Seria possível que a mãe, que acorrera tão solícita a acolher o filho, nada soubesse da vida que ele levava e o recebesse com tantas expansões de alegria? Se ela soubesse o que ele, Caryll, vira em Touggourt, não o repeliria com os mesmos sentimentos de desgosto e aversão que agora nele actuavam? Como poderia ela dar um abraço tão cordial a um ente que ele gostaria de afastar para não a manchar de vil contaminação?

Cego de indignação, não viu o rosto moço e endurecido que se pendurava nos ombros de Diana, nem ouviu a ternura com que ele lhe dizia: «mãezinha, mãezinha», pagando-lhe dessa forma muitas semanas de ânsia e inquietação.

E quando, finalmente, cessaram os abraços, foi somente com um profundo sentimento de desprezo e provocação que ele acompanhou os passos e a pose quase agressiva do jovem Ahmed ben Hassan, que atravessou a sala em procura do pai.

Predisposto a condenar, julgou o irmão unicamente pelas exterioridades. Não lhe era possível conhecer os anseios íntimos e os sentimentos que estavam ocultos sob aquele aspecto bravio.

O sheik não se mexeu nem falou desde a súbita e quase dramática aparição do filho mais novo. Continuou onde estava, em posição de ver o que os outros não notaram, até que a voz possante do árabe, saudando-o, lhe atraiu a atenção para a presença que ele preferia ignorar. Não disse uma palavra, nem fez sinal algum, com a atenção aparentemente presa no cigarro que estava fumando. Mas agora os cílios franziram e aguardou a aproximação do rapaz com o mesmo silêncio. Nem falou até que o filho, que se curvara para lhe chegar aos ombros, lhe estendeu os lábios e ficou de pé diante dele, encarando-o com olhos fixos em que havia provocação e carinho, curiosamente entrelaçados. E, então, umas poucas palavras ditas em árabe foram ouvidas somente por aquele a quem eram endereçadas.

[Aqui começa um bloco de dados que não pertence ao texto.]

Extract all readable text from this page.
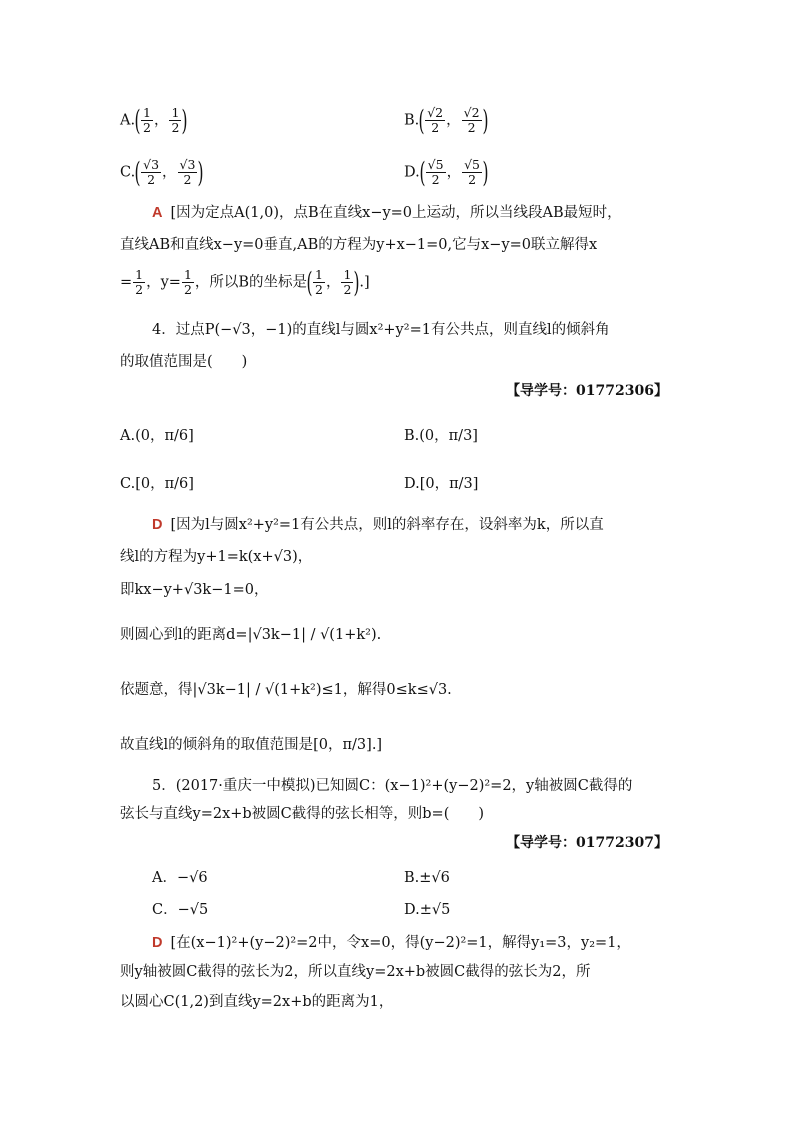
$A.( \frac{1}{2}$ ， $\frac{1}{2}$ )	$B.( \frac{√2}{2}$ ， $\frac{√2}{2}$ )
$C.( \frac{√3}{2}$ ， $\frac{√3}{2}$ )	$D.( \frac{√5}{2}$ ， $\frac{√5}{2}$ )
A [因为定点A(1,0)，点B在直线x−y=0上运动，所以当线段AB最短时，
直线AB和直线x−y=0垂直,AB的方程为y+x−1=0,它与x−y=0联立解得x
= $\frac{1}{2}$ ，$y= \frac{1}{2}$ ，所以B的坐标是( $\frac{1}{2}$ ， $\frac{1}{2}$ ).]
4．过点P(−√3，−1)的直线l与圆x²+y²=1有公共点，则直线l的倾斜角
的取值范围是(　　)
【导学号：01772306】
A.(0，π/6]	B.(0，π/3]
C.[0，π/6]	D.[0，π/3]
D [因为l与圆x²+y²=1有公共点，则l的斜率存在，设斜率为k，所以直
线l的方程为y+1=k(x+√3)，
即kx−y+√3k−1=0，
则圆心到l的距离d=|√3k−1| / √(1+k²).
依题意，得|√3k−1| / √(1+k²)≤1，解得0≤k≤√3.
故直线l的倾斜角的取值范围是[0，π/3].]
5．(2017·重庆一中模拟)已知圆C：(x−1)²+(y−2)²=2，y轴被圆C截得的
弦长与直线y=2x+b被圆C截得的弦长相等，则b=(　　)
【导学号：01772307】
A．−√6	B.±√6
C．−√5	D.±√5
D [在(x−1)²+(y−2)²=2中，令x=0，得(y−2)²=1，解得y₁=3，y₂=1，
则y轴被圆C截得的弦长为2，所以直线y=2x+b被圆C截得的弦长为2，所
以圆心C(1,2)到直线y=2x+b的距离为1，
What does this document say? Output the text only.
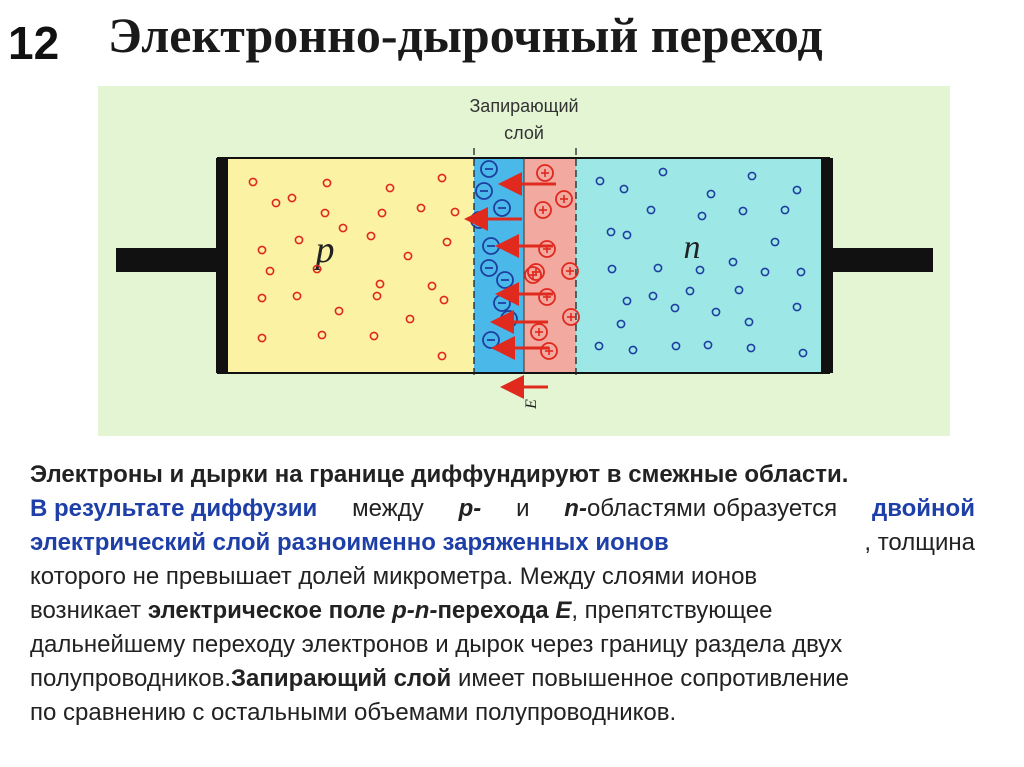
12 Электронно-дырочный переход
Запирающий
слой
p	n
E
Электроны и дырки на границе диффундируют в смежные области.
В результате диффузии между p- и n-областями образуется двойной
электрический слой разноименно заряженных ионов	, толщина
которого не превышает долей микрометра. Между слоями ионов
возникает электрическое поле p-n-перехода E, препятствующее
дальнейшему переходу электронов и дырок через границу раздела двух
полупроводников.Запирающий слой имеет повышенное сопротивление
по сравнению с остальными объемами полупроводников.
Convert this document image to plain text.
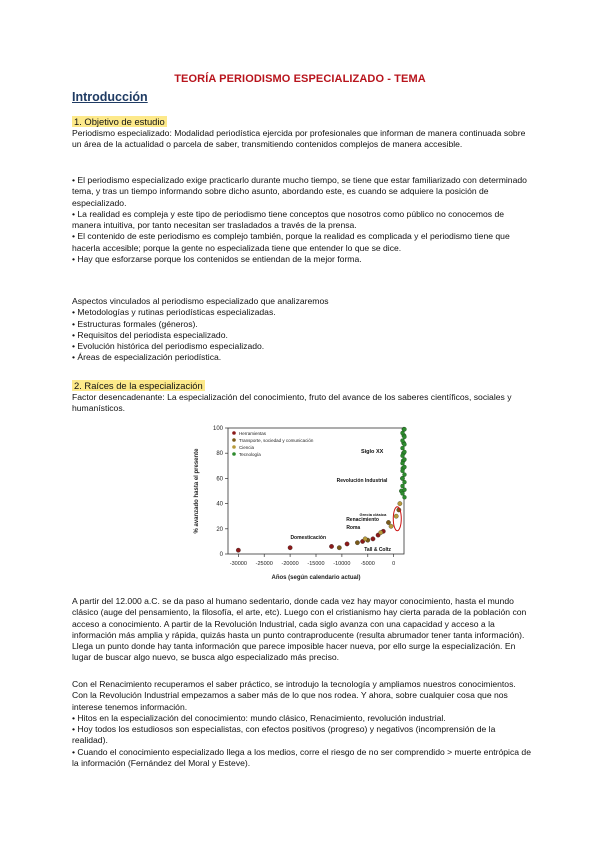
TEORÍA PERIODISMO ESPECIALIZADO - TEMA
Introducción
1. Objetivo de estudio

Periodismo especializado: Modalidad periodística ejercida por profesionales que informan de manera continuada sobre un área de la actualidad o parcela de saber, transmitiendo contenidos complejos de manera accesible.

• El periodismo especializado exige practicarlo durante mucho tiempo, se tiene que estar familiarizado con determinado tema, y tras un tiempo informando sobre dicho asunto, abordando este, es cuando se adquiere la posición de especializado.

• La realidad es compleja y este tipo de periodismo tiene conceptos que nosotros como público no conocemos de manera intuitiva, por tanto necesitan ser trasladados a través de la prensa.

• El contenido de este periodismo es complejo también, porque la realidad es complicada y el periodismo tiene que hacerla accesible; porque la gente no especializada tiene que entender lo que se dice.

• Hay que esforzarse porque los contenidos se entiendan de la mejor forma.

Aspectos vinculados al periodismo especializado que analizaremos

• Metodologías y rutinas periodísticas especializadas.

• Estructuras formales (géneros).

• Requisitos del periodista especializado.

• Evolución histórica del periodismo especializado.

• Áreas de especialización periodística.

2. Raíces de la especialización

Factor desencadenante: La especialización del conocimiento, fruto del avance de los saberes científicos, sociales y humanísticos.

-30000 -25000 -20000 -15000 -10000 -5000	0
0
20
40
60
80
100
Años (según calendario actual)
% avanzado hasta el presente
Herramientas
Transporte, sociedad y comunicación
Ciencia
Tecnología	Siglo XX
Revolución Industrial
Renacimiento
Roma
Grecia clásica
Domesticación
Tall & Coltz

A partir del 12.000 a.C. se da paso al humano sedentario, donde cada vez hay mayor conocimiento, hasta el mundo clásico (auge del pensamiento, la filosofía, el arte, etc). Luego con el cristianismo hay cierta parada de la población con acceso a conocimiento. A partir de la Revolución Industrial, cada siglo avanza con una capacidad y acceso a la información más amplia y rápida, quizás hasta un punto contraproducente (resulta abrumador tener tanta información). Llega un punto donde hay tanta información que parece imposible hacer nueva, por ello surge la especialización. En lugar de buscar algo nuevo, se busca algo especializado más preciso.

Con el Renacimiento recuperamos el saber práctico, se introdujo la tecnología y ampliamos nuestros conocimientos. Con la Revolución Industrial empezamos a saber más de lo que nos rodea. Y ahora, sobre cualquier cosa que nos interese tenemos información.

• Hitos en la especialización del conocimiento: mundo clásico, Renacimiento, revolución industrial.

• Hoy todos los estudiosos son especialistas, con efectos positivos (progreso) y negativos (incomprensión de la realidad).

• Cuando el conocimiento especializado llega a los medios, corre el riesgo de no ser comprendido > muerte entrópica de la información (Fernández del Moral y Esteve).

O rapaz nada respondeu quando o sheik parou de falar, mas a sua mão procurou-lhe mecanicamente a testa, numa saudação que era tão humilde e deferente como a de qualquer homem da tribo. Voltou-se, depois, para Raul, cuja entusiástica recepção muito se prolongaria se Diana não se interpusesse entre os dois, com uma palavra de protesto.

- Não façais monopólio dele, Raul. Poupai-o em favor de Caryll por um minuto. Quero ver os meus filhos apertarem as mãos.

Mas, apesar da sua face alegre, havia na sua voz alguma coisa que lhe traía a emoção que procurou dominar e as lágrimas estavam prestes a inundar-lhe os olhos enquanto aguardava o encontro que durante tanto tempo esperara.

Foi com uma emoção não menor que a de Diana, mas produzida por causas diversas, que Caryll se achou junto ao irmão, gaguejando uma resposta qualquer à cordial saudação do seu irmão mais novo, cujos olhos negros nele pousavam com um ar de ameaçadora advertência, que contrastava flagrantemente com as palavras corteses do acolhimento.

Seu irmão... Seu rival!...

Não mais vexado pelo amor que, amadurecido, agora lhe enchia o coração com surpreendente intensidade, desejou proclamar o segredo que tão estranhamente os unia, desejou arrancar a verdade daqueles lábios sorridentes, escarninhos.

Desde que ele ali estava, que seria feito da pobre rapariga que era sua vítima?

Tremendo com ira e ciúme, Caryll julgou-se obrigado a pegar na mão bronzeada que lhe fora estendida.

 

Somente Caryll notou o ar de ameaçadora advertência. Para os demais, o encontro dos dois irmãos fora perfeitamente natural.

Apesar disso, uma sensação de constrangimento se apossou de todos os presentes na sala e houve uma pausa expectante quando ambos se reuniram à mesa, o rapaz sentando-se perto de Diana, cujos olhos se fixaram ansiosamente na cicatriz da sua testa, da qual, de momento, não achou conveniente falar.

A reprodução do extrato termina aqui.